В том странном месте, где она оказалась, не было ничего, кроме безмолвия и давящей тьмы. Она лежала, точно в могиле, – без движения, почти задыхаясь и не чувствуя тела, которое, быть может, уже обратилось в прах. Тревожная мысль прошла через ее сознание, как игла: кольнула – и исчезла, провалилась в вату, которой была наполнена ее голова. Единственным сохранившимся воспоминанием был хруст ломающегося дерева. Или все же костей? Медленно, по крупицам она стала собирать реальность и в открывшейся картине увидела себя лежащей на кровати, в той самой комнате, откуда пыталась сбежать. От постели пахло дегтярным мылом. Глаза щипало от слез. И пока она боролась с неподъемными веками, вкрадчивый голос утешал ее:
– Не пугайся, детка. Это все из-за лекарства.
Потом ледяная рука коснулась ее щеки, небрежным жестом смахнув слезу. Так Гаэль и поступала с ее чувствами, равнодушно и жестоко, словно бы отрицая само их существование.
– Видишь, к чему привело твое упрямство? – с укором продолжала она, нависнув над ней. – Сопротивление делает крепкими только вещи. Людей оно изводит, а потом ломает.
Флори попыталась пошевелиться, но не смогла, и от этого сделалось так жутко, что остатки сна развеялись окончательно. Она распахнула глаза.
– Летти приехала, – известила Гаэль в нетерпении. Это звучало так, будто ее самостоятельная дочь вернулась домой, чтобы проведать матушку. И лучше было так и представлять, чем думать о разрытой могиле и мертвой девочке, помещенной в хартрум. – Я оставила ее наверху, но пока боюсь побеспокоить. Думаю, мы услышим, когда она проснется. Верно?
Флори ничего не ответила и отвернула голову, позволяя слезам скатиться на подушку.

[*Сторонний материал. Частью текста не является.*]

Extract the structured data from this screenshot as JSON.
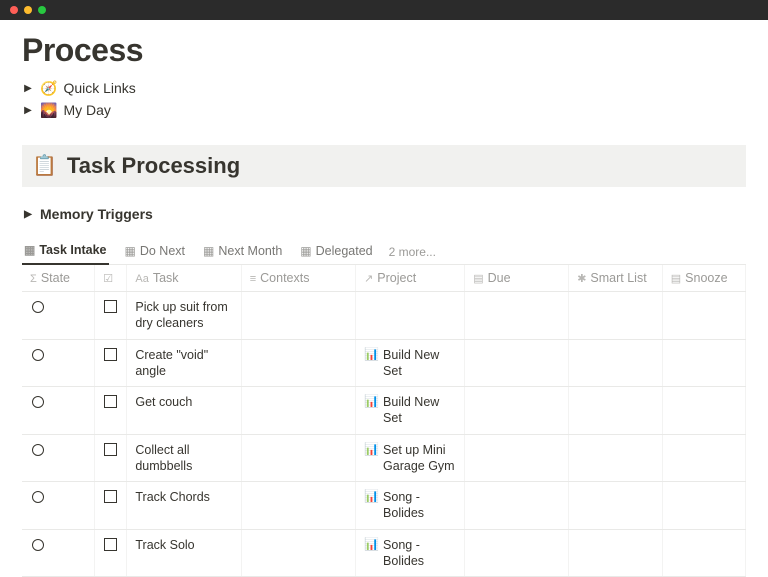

– Обижаешься, что я забрала тебя? – Гаэль старалась казаться ласковой, но в голосе все равно проступало что‑то угрожающее, предостерегающее.
– Ты выставила меня сумасшедшей.
– Ну не злись. Они сами донимали меня расспросами, и я придумала неплохую историю, правда, сестренка? – Гаэль заботливо поправила одеяло. – Нет ничего страшного в том, чтобы считаться умалишенной. Иногда это можно обернуть в свою пользу.
За тем, что она говорила, стояла история. Трагичная и неприглядная, чтобы хранить ее в секрете, запутанная и слишком долгая, чтобы рассказывать. Тем не менее Гаэль была настроена решительно. Пока хартрум молчал, у нее не находилось иного занятия, кроме как вспоминать прошлое и оправдывать им свои прегрешения. Что бы она ни сказала, Флори не желала слышать, но, прикованная к постели, не могла противиться Гаэль.
– Я была непокорной женой, – начала она, – таких обычно пытаются перевоспитать лечебницей для душевнобольных, и мой супруг поступил так же. Но ничто не могло сломить моего желания избавиться от брака. Во времена, когда женщине проще решиться на убийство супруга, чем получить развод, в ход идут любые средства.